Le couturier français Pierre CARDIN est mort à 98 ans
Une page de l’histoire de la mode s’est refermée mardi avec la mort, à l’âge de 98 ans, du couturier français Pierre Cardin, qui a marqué son époque avec ses créations futuristes, ses produits dérivés et son imagination sans limites.
Fils d’immigrés italiens devenu un homme d’affaires au nom mondialement connu, Pierre Cardin est mort dans la matinée à l’hôpital américain de Neuilly, à l’ouest de Paris, a annoncé sa famille à l’AFP.
«Jour de grande tristesse pour toute notre famille, Pierre Cardin n’est plus. Le grand couturier qu’il fut a traversé le siècle, laissant à la France et au monde un héritage artistique unique dans la mode, mais pas seulement», écrivent ses neveux et nièces dans un communiqué.
Avant beaucoup d’autres, Pierre Cardin avait ouvert un «corner» dans un grand magasin, fait défiler des hommes. Il a adopté à grande échelle un système de licences qui lui assurait une diffusion dans le monde entier, apposant son nom sur des produits aussi divers que des cravates, des cigarettes, des parfums ou de l’eau minérale.
«Mon but, moi, c’était la rue, que mon nom et mes créations soient dans la rue. Les célébrités, les princesses… ce n’était pas ma tasse de thé. Je les respectais, je dînais avec elles, mais je ne les voyais pas dans mes robes», disait-il.
«Pierre Cardin était un homme tout à fait extraordinaire. Pour lui, la création n’avait pas de cloisonnements, ni frontières entre la mode, le design ou l’architecture. Un souffle qui a boosté mon imaginaire», a souligné à l’AFP le couturier Jean-Charles de Castelbajac.
«J’ai trouvé en Pierre Cardin cette idée que le marketing et la propagation, la manière dont on diffusait son art était aussi importante que l’art lui-même, sans aucune peur du regard des autres», a ajouté celui qui est le styliste et directeur artistique de la marque Benetton.
Débarqué à Paris en 1945 après avoir fait ses débuts chez un tailleur de Saint-Étienne, dans le centre de la France, Pierre Cardin est passé notamment chez Paquin et Schiaparelli avant de rejoindre Christian Dior, puis de créer sa propre maison de couture. Créateur à l’esthétique futuriste, à l’instar d’André Courrèges et de Paco Rabanne, il a connu le succès dès ses débuts, notamment avec ses robes bulles.

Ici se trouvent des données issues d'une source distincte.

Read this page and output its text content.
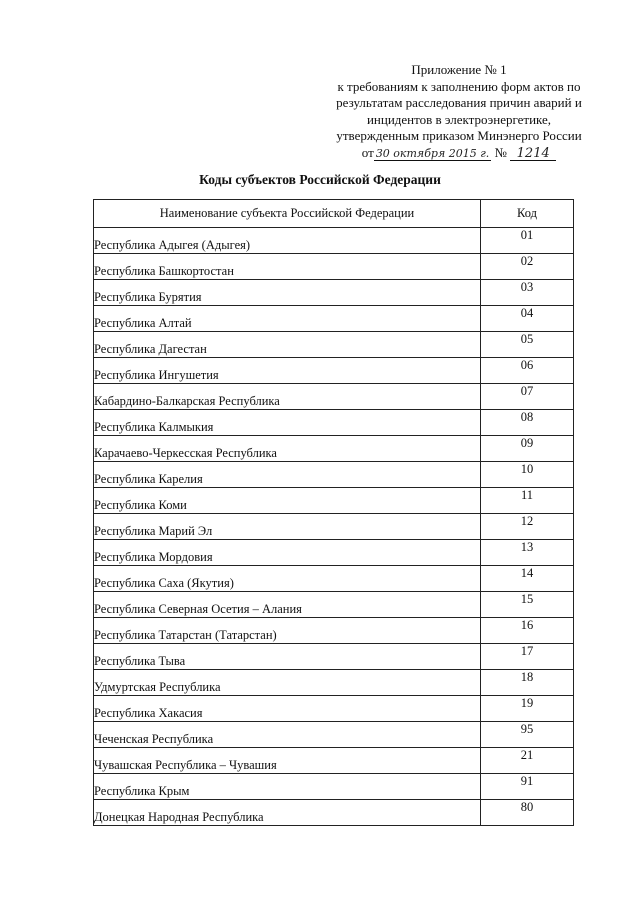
Приложение № 1
к требованиям к заполнению форм актов по
результатам расследования причин аварий и
инцидентов в электроэнергетике,
утвержденным приказом Минэнерго России
от 30 октября 2015 г. № 1214
Коды субъектов Российской Федерации
Наименование субъекта Российской Федерации	Код
Республика Адыгея (Адыгея)	01
Республика Башкортостан	02
Республика Бурятия	03
Республика Алтай	04
Республика Дагестан	05
Республика Ингушетия	06
Кабардино-Балкарская Республика	07
Республика Калмыкия	08
Карачаево-Черкесская Республика	09
Республика Карелия	10
Республика Коми	11
Республика Марий Эл	12
Республика Мордовия	13
Республика Саха (Якутия)	14
Республика Северная Осетия – Алания	15
Республика Татарстан (Татарстан)	16
Республика Тыва	17
Удмуртская Республика	18
Республика Хакасия	19
Чеченская Республика	95
Чувашская Республика – Чувашия	21
Республика Крым	91
Донецкая Народная Республика	80
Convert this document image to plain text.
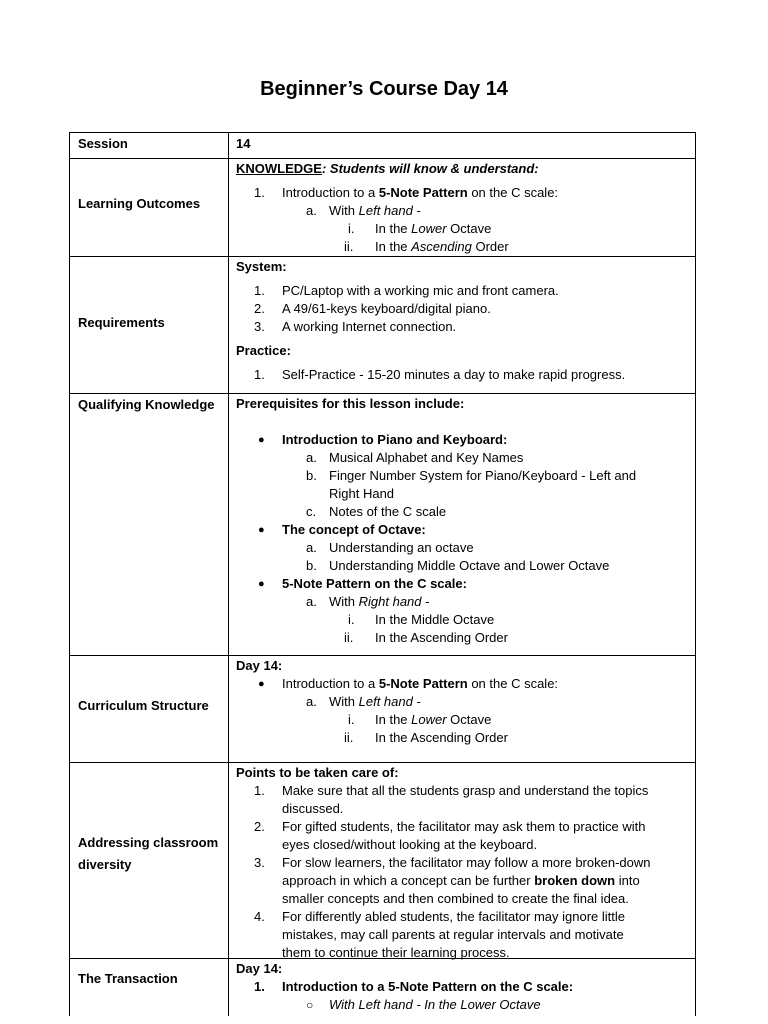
Beginner’s Course Day 14
Session	14
Learning Outcomes
KNOWLEDGE: Students will know & understand:
1. Introduction to a 5-Note Pattern on the C scale:
a. With Left hand -
i. In the Lower Octave
ii. In the Ascending Order
Requirements
System:
1. PC/Laptop with a working mic and front camera.
2. A 49/61-keys keyboard/digital piano.
3. A working Internet connection.
Practice:
1. Self-Practice - 15-20 minutes a day to make rapid progress.
Qualifying Knowledge Prerequisites for this lesson include:
● Introduction to Piano and Keyboard:
a. Musical Alphabet and Key Names
b. Finger Number System for Piano/Keyboard - Left and
Right Hand
c. Notes of the C scale
● The concept of Octave:
a. Understanding an octave
b. Understanding Middle Octave and Lower Octave
● 5-Note Pattern on the C scale:
a. With Right hand -
i. In the Middle Octave
ii. In the Ascending Order
Curriculum Structure
Day 14:
● Introduction to a 5-Note Pattern on the C scale:
a. With Left hand -
i. In the Lower Octave
ii. In the Ascending Order
Addressing classroom
diversity
Points to be taken care of:
1. Make sure that all the students grasp and understand the topics
discussed.
2. For gifted students, the facilitator may ask them to practice with
eyes closed/without looking at the keyboard.
3. For slow learners, the facilitator may follow a more broken-down
approach in which a concept can be further broken down into
smaller concepts and then combined to create the final idea.
4. For differently abled students, the facilitator may ignore little
mistakes, may call parents at regular intervals and motivate
them to continue their learning process.
The Transaction
Day 14:
1. Introduction to a 5-Note Pattern on the C scale:
○ With Left hand - In the Lower Octave
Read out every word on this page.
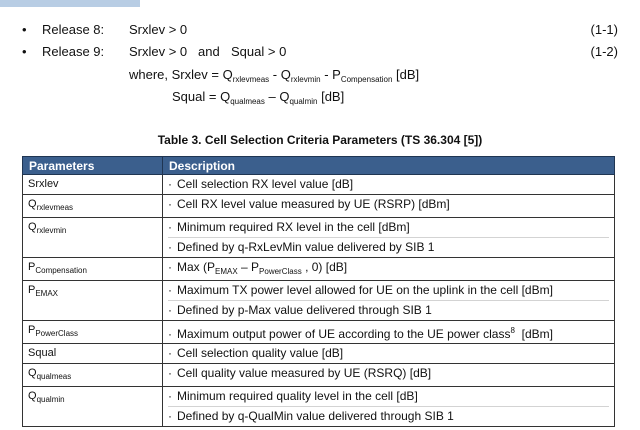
• Release 8: Srxlev > 0	(1-1)
• Release 9: Srxlev > 0 and Squal > 0	(1-2)
where, Srxlev = $Q_{rxlevmeas} - Q_{rxlevmin} - P_{Compensation}$ [dB]
Squal = $Q_{qualmeas} - Q_{qualmin}$ [dB]
Table 3. Cell Selection Criteria Parameters (TS 36.304 [5])
Parameters	Description
Srxlev	· Cell selection RX level value [dB]

$Q_{rxlevmeas}$	· Cell RX level value measured by UE (RSRP) [dBm]

$Q_{rxlevmin}$	· Minimum required RX level in the cell [dBm]
· Defined by q-RxLevMin value delivered by SIB 1

$P_{Compensation}$	· Max ($P_{EMAX} - P_{PowerClass}$ , 0) [dB]

$P_{EMAX}$	· Maximum TX power level allowed for UE on the uplink in the cell [dBm]
· Defined by p-Max value delivered through SIB 1

$P_{PowerClass}$	· Maximum output power of UE according to the UE power class$^8$  [dBm]

Squal	· Cell selection quality value [dB]

$Q_{qualmeas}$	· Cell quality value measured by UE (RSRQ) [dB]

$Q_{qualmin}$	· Minimum required quality level in the cell [dB]
· Defined by q-QualMin value delivered through SIB 1
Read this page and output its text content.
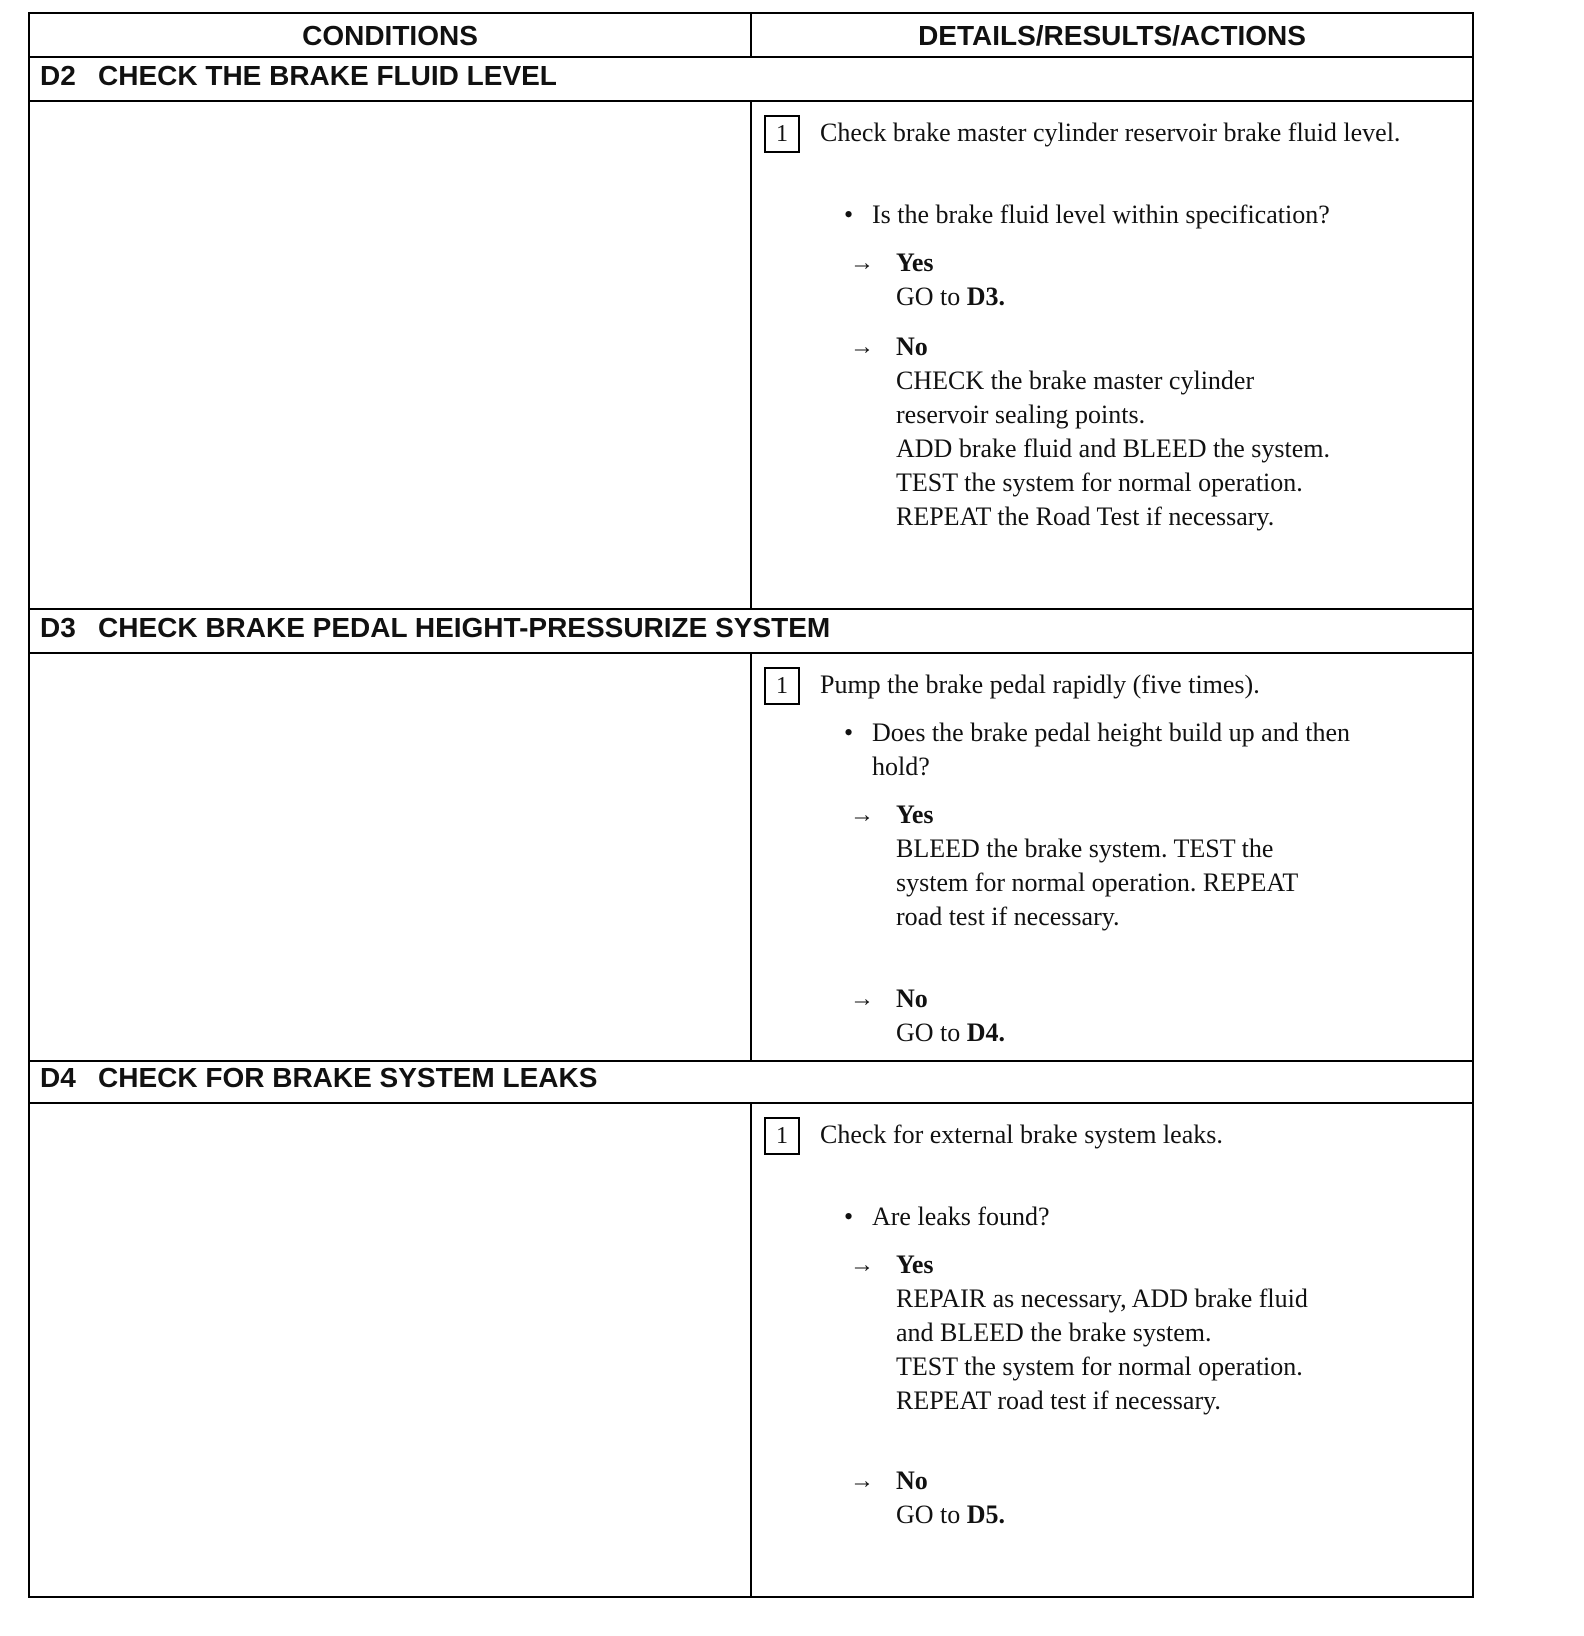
CONDITIONS	DETAILS/RESULTS/ACTIONS
D2 CHECK THE BRAKE FLUID LEVEL
1	Check brake master cylinder reservoir brake fluid level.
• Is the brake fluid level within specification?
→ Yes
GO to D3.
→ No
CHECK the brake master cylinder
reservoir sealing points.
ADD brake fluid and BLEED the system.
TEST the system for normal operation.
REPEAT the Road Test if necessary.
D3 CHECK BRAKE PEDAL HEIGHT-PRESSURIZE SYSTEM
1	Pump the brake pedal rapidly (five times).
• Does the brake pedal height build up and then hold?
→ Yes
BLEED the brake system. TEST the
system for normal operation. REPEAT
road test if necessary.
→ No
GO to D4.
D4 CHECK FOR BRAKE SYSTEM LEAKS
1	Check for external brake system leaks.
• Are leaks found?
→ Yes
REPAIR as necessary, ADD brake fluid
and BLEED the brake system.
TEST the system for normal operation.
REPEAT road test if necessary.
→ No
GO to D5.
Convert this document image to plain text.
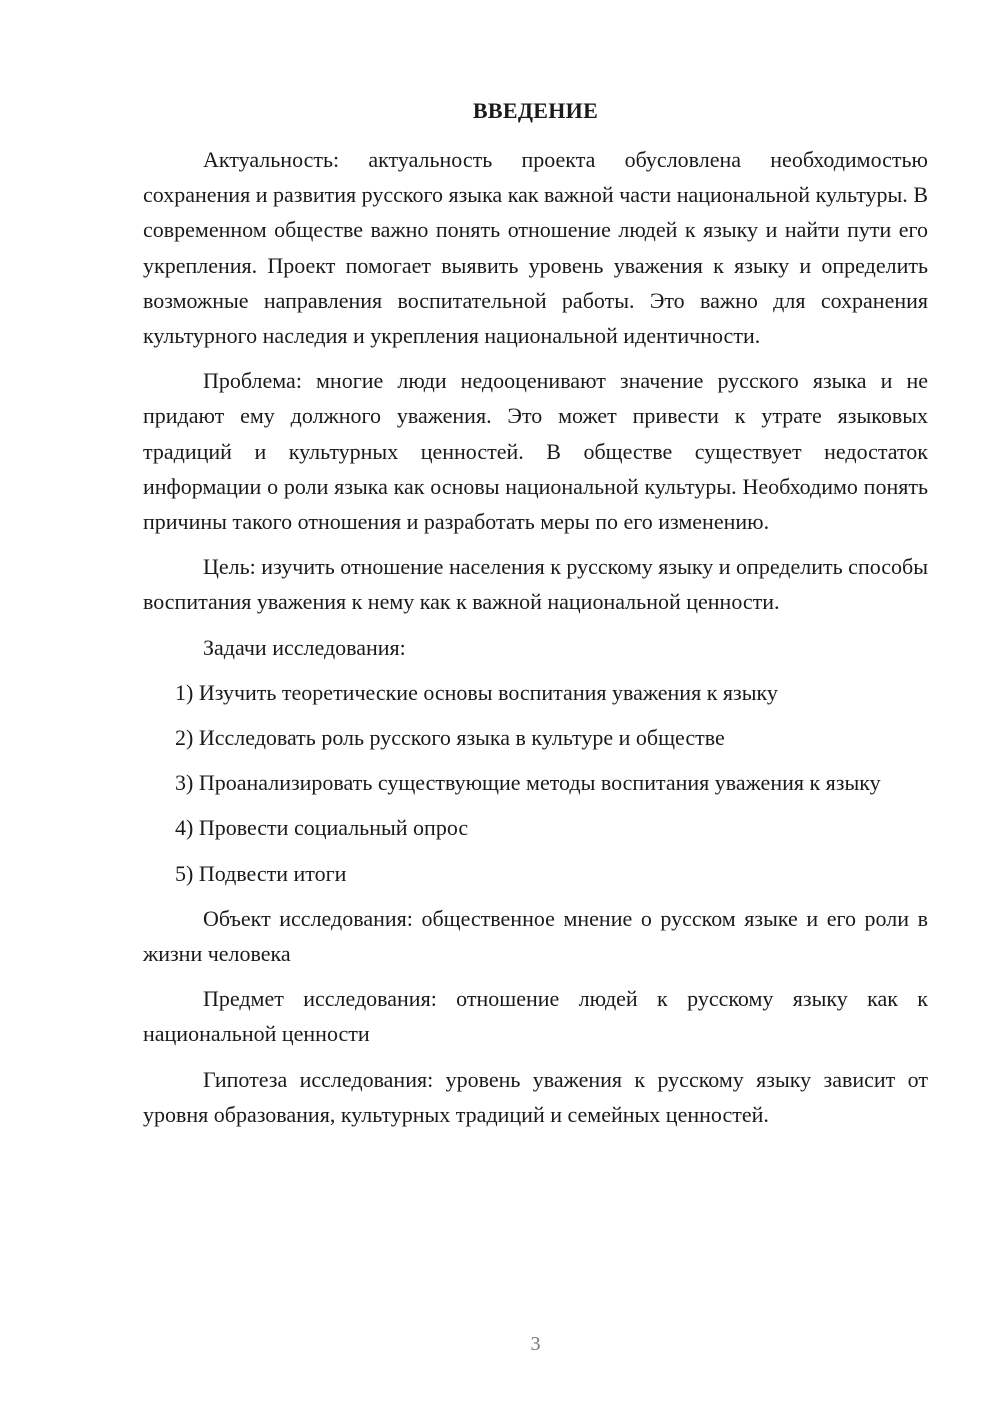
ВВЕДЕНИЕ

Актуальность: актуальность проекта обусловлена необходимостью сохранения и развития русского языка как важной части национальной культуры. В современном обществе важно понять отношение людей к языку и найти пути его укрепления. Проект помогает выявить уровень уважения к языку и определить возможные направления воспитательной работы. Это важно для сохранения культурного наследия и укрепления национальной идентичности.

Проблема: многие люди недооценивают значение русского языка и не придают ему должного уважения. Это может привести к утрате языковых традиций и культурных ценностей. В обществе существует недостаток информации о роли языка как основы национальной культуры. Необходимо понять причины такого отношения и разработать меры по его изменению.

Цель: изучить отношение населения к русскому языку и определить способы воспитания уважения к нему как к важной национальной ценности.

Задачи исследования:

1) Изучить теоретические основы воспитания уважения к языку

2) Исследовать роль русского языка в культуре и обществе

3) Проанализировать существующие методы воспитания уважения к языку

4) Провести социальный опрос

5) Подвести итоги

Объект исследования: общественное мнение о русском языке и его роли в жизни человека

Предмет исследования: отношение людей к русскому языку как к национальной ценности

Гипотеза исследования: уровень уважения к русскому языку зависит от уровня образования, культурных традиций и семейных ценностей.

3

«Le vêtement que je préfère est celui que j’invente pour une vie qui n’existe pas encore, le monde de demain», a-t-il un jour déclaré.
Précurseur, Cardin s’était très tôt tourné vers l’Asie où il jouissait d’une grande notoriété: il s’était rendu dès 1957 au Japon, alors en pleine reconstruction, et avait organisé des défilés en Chine dès 1979.
Le système des licences – confiant la fabrication de produits à une entreprise tierce en échange de royalties pour l’utilisation du nom – a fait sa fortune.
Mais cette extrême diversification qui a eu pour effet de populariser son nom a aussi eu pour conséquence de dévaloriser la marque et lui a attiré le mépris de certains pairs.
Une grande rétrospective lui a été consacrée fin 2019 à New York, manière de saluer les audaces et partis pris en avance sur son temps du couturier, qui fut aussi le premier à entrer à l’Académie des beaux-arts en France.
«C’est une très grande perte pour nous», a réagi le secrétaire perpétuel de l’Académie des beaux-arts, Laurent Petigirard.
«Grand mécène très attaché à repérer les jeunes talents, il avait décidé de créer en 1993 les prix Pierre-Cardin pour les jeunes artistes de moins de 35 ans».
À Lacoste dans le Luberon (sud de la France), il s’était offert les ruines d’un château du XIe siècle où avait vécu le marquis de Sade (1740-1814). Il avait ensuite multiplié les investissements immobiliers dans la région, dont il rêvait de faire «un Saint-Tropez de la culture», en référence à la célèbre station balnéaire de la Côte d’Azur, au grand dam d’une partie des habitants.
Sur Instagram, l’ex-mannequin Carla Bruni a elle aussi rendu hommage à ce monument de la mode: «Monsieur Pierre Cardin, vous êtes parti rejoindre votre Jeanne et quelques anges…», écrit-elle en évoquant l’actrice Jeanne Moreau, avec laquelle le couturier a vécu une histoire d’amour pendant quatre ans.